Todos los
nocturnos se me van muriendo de frío, los otoños se extienden sin encontrar sus
inviernos como sí el estío allá detrás se hubiera volado y la primavera
subsiguiente fuera una llana incertidumbre. Se van, se vuelan, se diluyen los tiempos
aciagos con sus pesadillas recurrentes y sus dolores instaurados, y también el
canto de ola de esa noche de noctilucas, las luces lejos, la luna inmensa y
amarrilla allá hacia el horizonte marino dejando el rastro de sus babas
iluminadas sobre un mar quieto y desgarrado. Yo que vi el esplendor de la Rosa
Celestial, que tuve en mi mano el cetro, la corona y la espada de amo y señor
de mis territorios, rey instaurado y pequeño dios sobre mi entero Universo, vil
y vicioso, debo ahora regirme por las azarosas pleamares de los inundados plenilunios.
Yo busqué en ceparios y teterías los tóxicos licores que hacían los días
distintos, los sumos y brebajes que no daban la inmortalidad pero sí convertían
la vida en continuos oleajes de goces imprescindibles.

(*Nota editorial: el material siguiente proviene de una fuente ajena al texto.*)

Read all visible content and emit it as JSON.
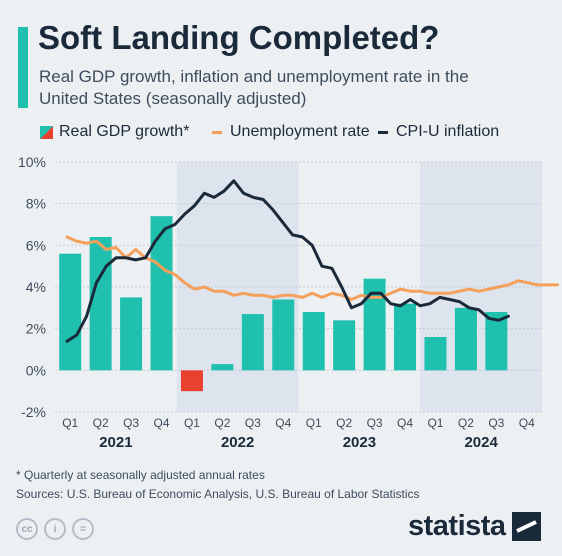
{
  "title": "Soft Landing Completed?",
  "subtitle": "Real GDP growth, inflation and unemployment rate in the United States (seasonally adjusted)",
  "legend": {
    "gdp": "Real GDP growth*",
    "unemployment": "Unemployment rate",
    "cpi": "CPI-U inflation"
  },
  "colors": {
    "gdp_positive": "#1fc0ae",
    "gdp_negative": "#e8412f",
    "unemployment": "#f5a05a",
    "cpi": "#1b2a3a",
    "shade": "#dde4ed",
    "grid": "#c3ccd6"
  },
  "footnote": "* Quarterly at seasonally adjusted annual rates",
  "sources": "Sources: U.S. Bureau of Economic Analysis, U.S. Bureau of Labor Statistics",
  "brand": "statista",
  "license_icons": [
    "cc-icon",
    "by-icon",
    "equal-icon"
  ],
  "chart_data": {
    "type": "bar+line",
    "y_ticks": [
      "10%",
      "8%",
      "6%",
      "4%",
      "2%",
      "0%",
      "-2%"
    ],
    "ylim": [
      -2,
      10
    ],
    "grid": true,
    "legend_position": "top",
    "shaded_years": [
      "2022",
      "2024"
    ],
    "quarters": [
      "Q1",
      "Q2",
      "Q3",
      "Q4",
      "Q1",
      "Q2",
      "Q3",
      "Q4",
      "Q1",
      "Q2",
      "Q3",
      "Q4",
      "Q1",
      "Q2",
      "Q3",
      "Q4"
    ],
    "years": [
      "2021",
      "2022",
      "2023",
      "2024"
    ],
    "gdp_growth": [
      5.6,
      6.4,
      3.5,
      7.4,
      -1.0,
      0.3,
      2.7,
      3.4,
      2.8,
      2.4,
      4.4,
      3.2,
      1.6,
      3.0,
      2.8,
      null
    ],
    "unemployment_rate": [
      6.4,
      6.2,
      6.1,
      6.2,
      5.8,
      5.9,
      5.4,
      5.8,
      5.4,
      5.2,
      4.8,
      4.6,
      4.2,
      3.9,
      4.0,
      3.8,
      3.8,
      3.6,
      3.7,
      3.6,
      3.6,
      3.5,
      3.6,
      3.6,
      3.5,
      3.7,
      3.5,
      3.7,
      3.6,
      3.4,
      3.6,
      3.5,
      3.5,
      3.7,
      3.9,
      3.8,
      3.8,
      3.7,
      3.7,
      3.7,
      3.8,
      3.9,
      3.8,
      3.9,
      4.0,
      4.1,
      4.3,
      4.2,
      4.1,
      4.1,
      4.1
    ],
    "cpi_inflation": [
      1.4,
      1.7,
      2.6,
      4.2,
      5.0,
      5.4,
      5.4,
      5.3,
      5.4,
      6.2,
      6.8,
      7.0,
      7.5,
      7.9,
      8.5,
      8.3,
      8.6,
      9.1,
      8.5,
      8.3,
      8.2,
      7.7,
      7.1,
      6.5,
      6.4,
      6.0,
      5.0,
      4.9,
      4.0,
      3.0,
      3.2,
      3.7,
      3.7,
      3.2,
      3.1,
      3.4,
      3.1,
      3.2,
      3.5,
      3.4,
      3.3,
      3.0,
      2.9,
      2.5,
      2.4,
      2.6
    ]
  }
}
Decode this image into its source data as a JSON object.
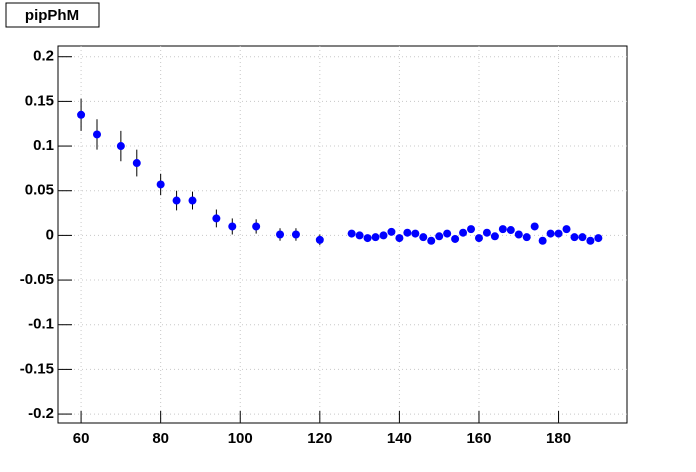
{
  "chart_data": {
    "type": "scatter",
    "title": "pipPhM",
    "x": [
      60,
      64,
      70,
      74,
      80,
      84,
      88,
      94,
      98,
      104,
      110,
      114,
      120,
      128,
      130,
      132,
      134,
      136,
      138,
      140,
      142,
      144,
      146,
      148,
      150,
      152,
      154,
      156,
      158,
      160,
      162,
      164,
      166,
      168,
      170,
      172,
      174,
      176,
      178,
      180,
      182,
      184,
      186,
      188,
      190
    ],
    "values": [
      0.135,
      0.113,
      0.1,
      0.081,
      0.057,
      0.039,
      0.039,
      0.019,
      0.01,
      0.01,
      0.001,
      0.001,
      -0.005,
      0.002,
      0,
      -0.003,
      -0.002,
      0,
      0.004,
      -0.003,
      0.003,
      0.002,
      -0.002,
      -0.006,
      -0.001,
      0.002,
      -0.004,
      0.003,
      0.007,
      -0.003,
      0.003,
      -0.001,
      0.007,
      0.006,
      0.001,
      -0.002,
      0.01,
      -0.006,
      0.002,
      0.002,
      0.007,
      -0.002,
      -0.002,
      -0.006,
      -0.003
    ],
    "errors": [
      0.018,
      0.017,
      0.017,
      0.015,
      0.012,
      0.011,
      0.01,
      0.01,
      0.009,
      0.008,
      0.007,
      0.007,
      0.006,
      0.003,
      0.003,
      0.003,
      0.003,
      0.003,
      0.003,
      0.003,
      0.003,
      0.003,
      0.003,
      0.003,
      0.003,
      0.003,
      0.003,
      0.003,
      0.003,
      0.003,
      0.003,
      0.003,
      0.003,
      0.003,
      0.003,
      0.003,
      0.003,
      0.003,
      0.003,
      0.003,
      0.003,
      0.003,
      0.003,
      0.003,
      0.003
    ],
    "color": "#0000ff",
    "xlim": [
      54.2,
      197.2
    ],
    "ylim": [
      -0.21,
      0.212
    ],
    "xticks": [
      60,
      80,
      100,
      120,
      140,
      160,
      180
    ],
    "yticks": [
      -0.2,
      -0.15,
      -0.1,
      -0.05,
      0,
      0.05,
      0.1,
      0.15,
      0.2
    ],
    "grid": true
  }
}
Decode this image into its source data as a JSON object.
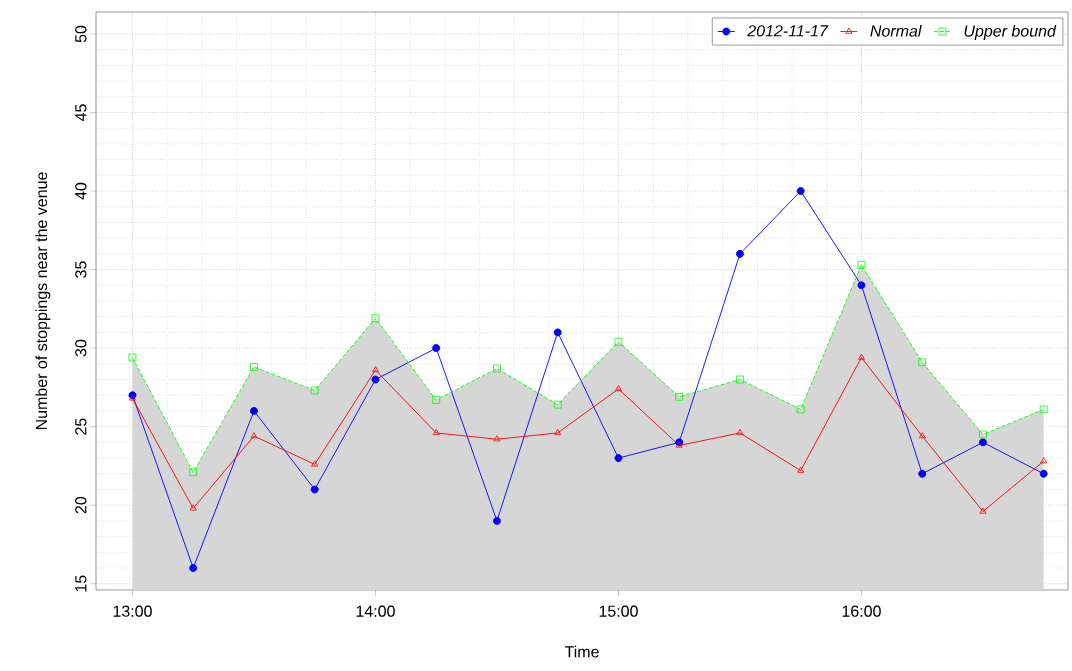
{
  "chart_data": {
    "type": "line",
    "xlabel": "Time",
    "ylabel": "Number of stoppings near the venue",
    "x": [
      13.0,
      13.25,
      13.5,
      13.75,
      14.0,
      14.25,
      14.5,
      14.75,
      15.0,
      15.25,
      15.5,
      15.75,
      16.0,
      16.25,
      16.5,
      16.75
    ],
    "series": [
      {
        "name": "2012-11-17",
        "color": "#0000ff",
        "marker": "circle",
        "line_style": "solid",
        "values": [
          27,
          16,
          26,
          21,
          28,
          30,
          19,
          31,
          23,
          24,
          36,
          40,
          34,
          22,
          24,
          22
        ]
      },
      {
        "name": "Normal",
        "color": "#ff0000",
        "marker": "triangle",
        "line_style": "solid",
        "values": [
          26.8,
          19.8,
          24.4,
          22.6,
          28.6,
          24.6,
          24.2,
          24.6,
          27.4,
          23.8,
          24.6,
          22.2,
          29.4,
          24.4,
          19.6,
          22.8
        ]
      },
      {
        "name": "Upper bound",
        "type": "area",
        "color": "#00ff00",
        "marker": "square",
        "line_style": "dashed",
        "values": [
          29.4,
          22.1,
          28.8,
          27.3,
          31.9,
          26.7,
          28.7,
          26.4,
          30.4,
          26.9,
          28.0,
          26.1,
          35.3,
          29.1,
          24.5,
          26.1
        ]
      }
    ],
    "xlim": [
      12.85,
      16.85
    ],
    "ylim": [
      14.6,
      51.4
    ],
    "xticks": [
      {
        "value": 13,
        "label": "13:00"
      },
      {
        "value": 14,
        "label": "14:00"
      },
      {
        "value": 15,
        "label": "15:00"
      },
      {
        "value": 16,
        "label": "16:00"
      }
    ],
    "yticks": [
      15,
      20,
      25,
      30,
      35,
      40,
      45,
      50
    ],
    "grid": true,
    "legend": "top right"
  }
}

Y encontré en esos
rústicos encierros de vergüenzas las calles empedradas que daban al todo
infierno con sus algarabías y cánticos de engaños, y en la última cloaca del
espanto poseí la serena beatitud de la saciedad y el cansancio. Pero se van
yendo los treinta y dos matices del amarillo otoñal, entre rojos, marrones y
ocres, y caen las hojas y se vienen los nublados con sus vientos y sus pájaros
entumidos. Se van, se vuelan, se esparcen las mañanas cargadas de las
intensidades de la noche, huyen los perfumes con sus vahos perturbadores, los
ojos en los espejos, la piel que fue silencio y las manos desveladas. Nadie más
que yo, pescador y barquero, navegué costeando con el rumbo perdido sabiendo
usar la brújula y el astrolabio, orzando en aguas bajas buscando encallar para
saberme náufrago en los entornos de un determinado paraíso. Desafié con desdén
la causalidad voluntaria y la casualidad indescifrable, las epifanías en las
que los profetas, chamanes, brujos u oráculos interpretan ciertas visiones de
un más allá inexistente, me rebelé ante las revelaciones insostenibles de la fe
y la falacia circense de una justicia final. Por el entramado de los bosques,
en las orillas vegetales de los ríos, a través de los caliches desamparados, se
van resquebrajando los nocturnos encantados, se me van, se me vuelan, se me
deshacen en arenas insómnicas las imágenes de un extraño sitio eriazo donde
crecían grandes matas de zapallo con sus grandes hojas verdes y sus grandes
flores amarillas, y eso era en mi infancia. Vale.
Imagen: “Perfecciones
del otoño”, fotografía del autor.
Es el tiempo que habla, pesado , seguro.Esos nocturnos encantados siempre vuelven. Forman esa senilidad que no molesta pues esta rebosante de figuras del pasado.Esta escrito con un arraigo que solo se encuentra en las raices mas profundas de nuestro ser pensante y no miente.El alma infantil jamas miente. Hermosa senilidad.